Hay sueños que empiezan con una pelota en el patio de casa. Otros nacen en una cancha de barrio. El de Leonel Vela comenzó cuando tenía apenas cinco años, de la mano de quienes siguen siendo sus principales compañeros de viaje: su mamá y su papá.

Hoy, con la categoría 2015, Leonel vive una experiencia que pocos chicos de su edad tienen la posibilidad de atravesar. Mientras defiende los colores de Huracán de Gualeguaychú, también forma parte de las divisiones formativas de Defensa y Justicia, entrenando en el Predio Campeones del Mundo.

Para cumplir con ese desafío, desde enero viaja dos veces por semana desde Ceibas hasta Buenos Aires. Una rutina que exige sacrificio y compromiso.

“Los días que tengo que viajar me levanto a las 8 de la mañana, desayuno, preparo mi mochila con los botines, las canilleras y la ropa de entrenamiento. A las 9 ya salimos para llegar una hora antes del entrenamiento, que empieza a las 2 de la tarde y termina a las 5”, cuenta.

Si bien disfruta cada momento dentro de una cancha, reconoce que no todo es sencillo. “Lo más difícil es estar mucho tiempo en el auto”, admite.

Cuando llegó a Defensa y Justicia también tuvo que afrontar otro desafío: adaptarse a un grupo nuevo. “Mis compañeros y profesores me recibieron muy bien. Al principio me costó integrarme, pero después de unos meses entré más en confianza y ahora me llevo muy bien con todos.”

Algo similar le ocurrió en Huracán de Gualeguaychú, donde desembarcó hace apenas dos meses. “Me siento muy bien en ambos clubes. En Huracán los chicos y los profes me recibieron muy bien desde el primer día y me siento muy cómodo.”

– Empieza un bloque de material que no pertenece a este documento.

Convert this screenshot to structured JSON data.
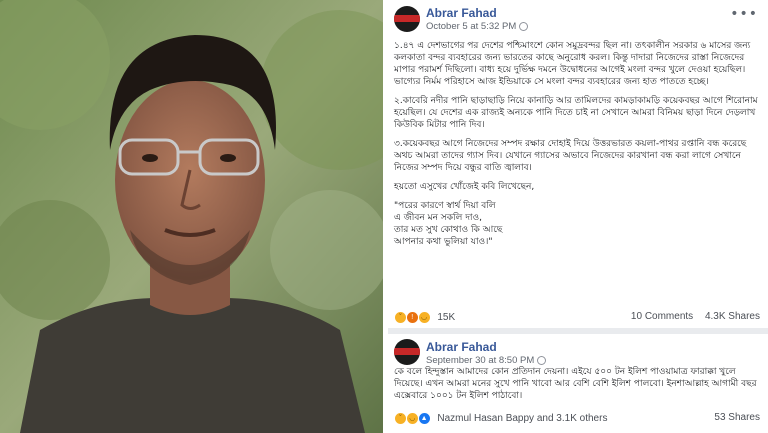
{
  "post1": {
    "author": "Abrar Fahad",
    "timestamp": "October 5 at 5:32 PM",
    "paragraphs": [
      "১.৪৭ এ দেশভাগের পর দেশের পশ্চিমাংশে কোন সমুদ্রবন্দর ছিল না। তৎকালীন সরকার ৬ মাসের জন্য কলকাতা বন্দর ব্যবহারের জন্য ভারতের কাছে অনুরোধ করল। কিন্তু দাদারা নিজেদের রাস্তা নিজেদের মাপার পরামর্শ দিছিলো। বাধ্য হয়ে দুর্ভিক্ষ দমনে উদ্বোধনের আগেই মংলা বন্দর খুলে দেওয়া হয়েছিল। ভাগ্যের নির্মম পরিহাসে আজ ইন্ডিয়াকে সে মংলা বন্দর ব্যবহারের জন্য হাত পাততে হচ্ছে।",
      "২.কাবেরি নদীর পানি ছাড়াছাড়ি নিয়ে কানাড়ি আর তামিলদের কামড়াকামড়ি কয়েকবছর আগে শিরোনাম হয়েছিল। যে দেশের এক রাজ্যই অন্যকে পানি দিতে চাই না সেখানে আমরা বিনিময় ছাড়া দিনে দেড়লাখ কিউবিক মিটার পানি দিব।",
      "৩.কয়েকবছর আগে নিজেদের সম্পদ রক্ষার দোহাই দিয়ে উত্তরভারত কয়লা-পাথর রপ্তানি বন্ধ করেছে অথচ আমরা তাদের গ্যাস দিব। যেখানে গ্যাসের অভাবে নিজেদের কারখানা বন্ধ করা লাগে সেখানে নিজের সম্পদ দিয়ে বন্ধুর বাতি জ্বালাব।",
      "হয়তো এসুখের খোঁজেই কবি লিখেছেন,"
    ],
    "poem": [
      "\"পরের কারণে স্বার্থ দিয়া বলি",
      "এ জীবন মন সকলি দাও,",
      "তার মত সুখ কোথাও কি আছে",
      "আপনার কথা ভুলিয়া যাও।\""
    ],
    "reaction_count": "15K",
    "comments": "10 Comments",
    "shares": "4.3K Shares"
  },
  "post2": {
    "author": "Abrar Fahad",
    "timestamp": "September 30 at 8:50 PM",
    "text": "কে বলে হিন্দুস্তান আমাদের কোন প্রতিদান দেয়না। এইযে ৫০০ টন ইলিশ পাওয়ামাত্র ফারাক্কা খুলে দিয়েছে। এখন আমরা মনের সুখে পানি খাবো আর বেশি বেশি ইলিশ পালবো। ইনশাআল্লাহ আগামী বছর এক্সেবারে ১০০১ টন ইলিশ পাঠাবো।",
    "reactors": "Nazmul Hasan Bappy and 3.1K others",
    "shares": "53 Shares"
  },
  "colors": {
    "author_link": "#385898",
    "feed_background": "#e9ebee"
  }
}
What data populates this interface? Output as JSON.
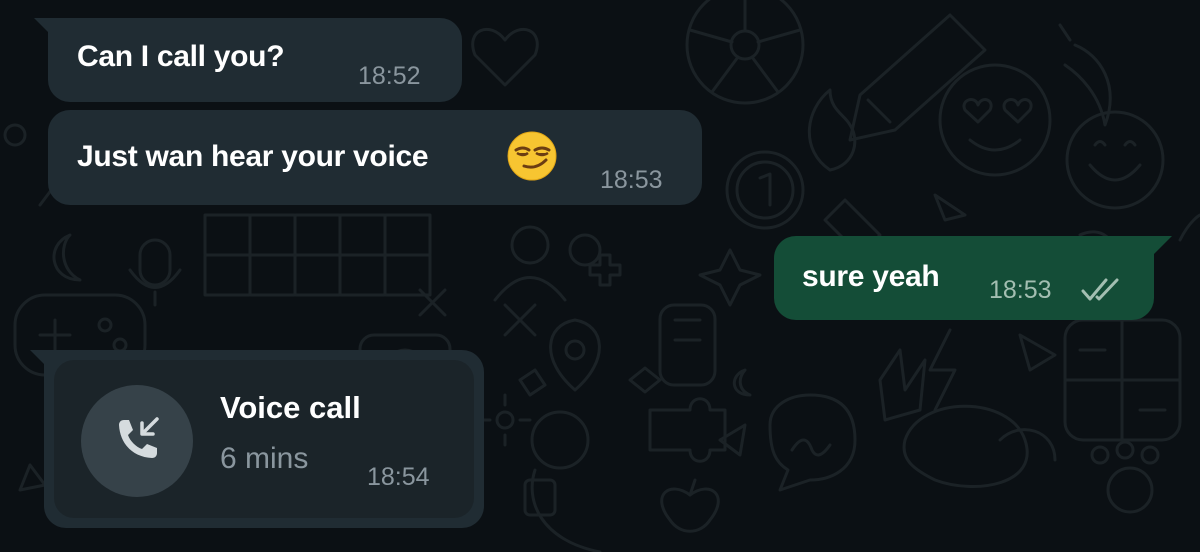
{
  "chat": {
    "messages": [
      {
        "direction": "incoming",
        "text": "Can I call you?",
        "time": "18:52"
      },
      {
        "direction": "incoming",
        "text": "Just wan hear your voice",
        "emoji": "smirking-face",
        "time": "18:53"
      },
      {
        "direction": "outgoing",
        "text": "sure yeah",
        "time": "18:53",
        "status": "read"
      },
      {
        "direction": "incoming",
        "type": "call",
        "call_title": "Voice call",
        "call_duration": "6 mins",
        "call_icon": "incoming-call-icon",
        "time": "18:54"
      }
    ]
  },
  "colors": {
    "background": "#0b1014",
    "incoming_bubble": "#202c33",
    "outgoing_bubble": "#144d37",
    "read_ticks": "#a3beb1"
  }
}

Detrás de cada entrenamiento y cada viaje hay una familia que empuja junto a él. Sus principales apoyos son sus papás, sus abuelos y sus hermanos, quienes lo acompañan en cada paso de este camino.

Como muchos chicos de su generación, tiene grandes referentes. Entre sus jugadores favoritos aparecen Lionel Messi, Sergio Busquets y James Rodríguez.

Cuando se le pregunta por el momento más feliz que le regaló el fútbol, no duda. “Cuando Argentina ganó el Mundial.”

Y si mira hacia adelante, tampoco esconde sus sueños. “Dentro de diez años me gustaría verme en Primera División, tener una linda carrera en el fútbol e irme a vivir a Buenos Aires para no tener que viajar tanto.”

Antes de terminar, Leonel deja un mensaje para aquel nene que recién comenzaba a patear una pelota en Ceibas: “Que siga preparándose para todas las cosas lindas que nos va a dar el fútbol.”

Con apenas 11 años, Leonel ya entendió algo que muchos tardan años en descubrir: los sueños no se cumplen solos. Se construyen con esfuerzo, sacrificio, kilómetros recorridos y una pasión enorme por el juego.